The knowledge gained from the process, however, did not come without mistakes made and lessons learned along the way.
‘Stop the killing, stop the dying’
For South Metro, the biggest lesson learned was the importance of unified command.
“We did a case study on the Parkland school shooting, and that shows where, I would say, the majority of the nation is at,” Wells said. “They understand the concept of a rescue task force, that we don’t wait for SWAT to come in, secure the perimeter and then go in. But when you don’t train on it, you don’t have a methodology in place and you haven’t worked with your partners, then you go back to what you’re familiar with.”
The biggest game-changer for South Metro was showing personnel what unified command looks like and why it’s set up the way it is. “We told everyone to do unified command often and frequently so when you do have that large event, it won’t be a foreign concept.”
Another important concept was identifying that an actual scene starts with non-command personnel. “That’s a difficult thing, because these situations really work from the inside out, not the outside in,” Wells said. “From a tactical standpoint, that was probably the hardest hurdle that we had to overcome.”
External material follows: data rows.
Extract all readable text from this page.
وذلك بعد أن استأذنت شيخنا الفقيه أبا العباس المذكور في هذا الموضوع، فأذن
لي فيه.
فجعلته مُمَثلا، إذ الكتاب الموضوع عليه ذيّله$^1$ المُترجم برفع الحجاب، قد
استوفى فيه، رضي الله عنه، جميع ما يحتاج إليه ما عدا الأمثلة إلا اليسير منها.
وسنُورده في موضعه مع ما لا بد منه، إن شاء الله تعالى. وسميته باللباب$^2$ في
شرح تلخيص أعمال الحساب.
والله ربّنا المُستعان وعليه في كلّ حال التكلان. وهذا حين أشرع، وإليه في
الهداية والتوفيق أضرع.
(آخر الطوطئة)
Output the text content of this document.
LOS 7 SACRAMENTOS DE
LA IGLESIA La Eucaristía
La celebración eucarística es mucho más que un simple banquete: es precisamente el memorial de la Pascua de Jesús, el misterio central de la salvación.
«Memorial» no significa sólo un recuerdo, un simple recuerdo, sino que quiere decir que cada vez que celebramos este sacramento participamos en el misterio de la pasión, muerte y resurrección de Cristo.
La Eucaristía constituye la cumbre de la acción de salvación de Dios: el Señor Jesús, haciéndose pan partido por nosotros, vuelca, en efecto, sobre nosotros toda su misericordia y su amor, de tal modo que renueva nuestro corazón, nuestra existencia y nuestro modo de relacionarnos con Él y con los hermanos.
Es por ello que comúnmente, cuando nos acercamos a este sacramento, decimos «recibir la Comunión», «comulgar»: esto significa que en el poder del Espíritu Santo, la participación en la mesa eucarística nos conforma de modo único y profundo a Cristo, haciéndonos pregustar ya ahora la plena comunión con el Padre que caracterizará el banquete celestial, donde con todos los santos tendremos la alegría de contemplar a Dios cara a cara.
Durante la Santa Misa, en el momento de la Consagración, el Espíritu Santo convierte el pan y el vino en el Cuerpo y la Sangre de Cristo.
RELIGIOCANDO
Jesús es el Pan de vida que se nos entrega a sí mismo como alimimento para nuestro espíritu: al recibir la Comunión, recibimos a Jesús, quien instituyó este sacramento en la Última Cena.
For example, if a rookie patrol officer is closest to the scene, that officer will be the first to go in and assume command. When fire and EMS arrive, the first company officer links up with that officer – whether a ranked supervisor or not– from law enforcement, and they start the unified command inside the warm zone.
Once the department was able to show that it was better to have someone in charge than no one at all, everyone quickly realized how important it was. Simplifying the process to two critical factors made it easy, said Wells.
“The first critical factor is to stop the killing. Once the act of killing is over, the next critical factor is to stop the dying,” he said. “That’s when law enforcement becomes the tactical supervisor, and they call in for fire and EMS response to help extract patients and take them to the hospital.”
At the end of the day, getting started was the hardest part. However, Wells hopes other departments will take what South Metro has learned and apply it within their own agencies.
“Here we are, 20 years later, and I really do feel like we’re leading the way in our response,” Wells said. “And that’s our tribute – in a small way – to let them know that those lives were not lost in vain.”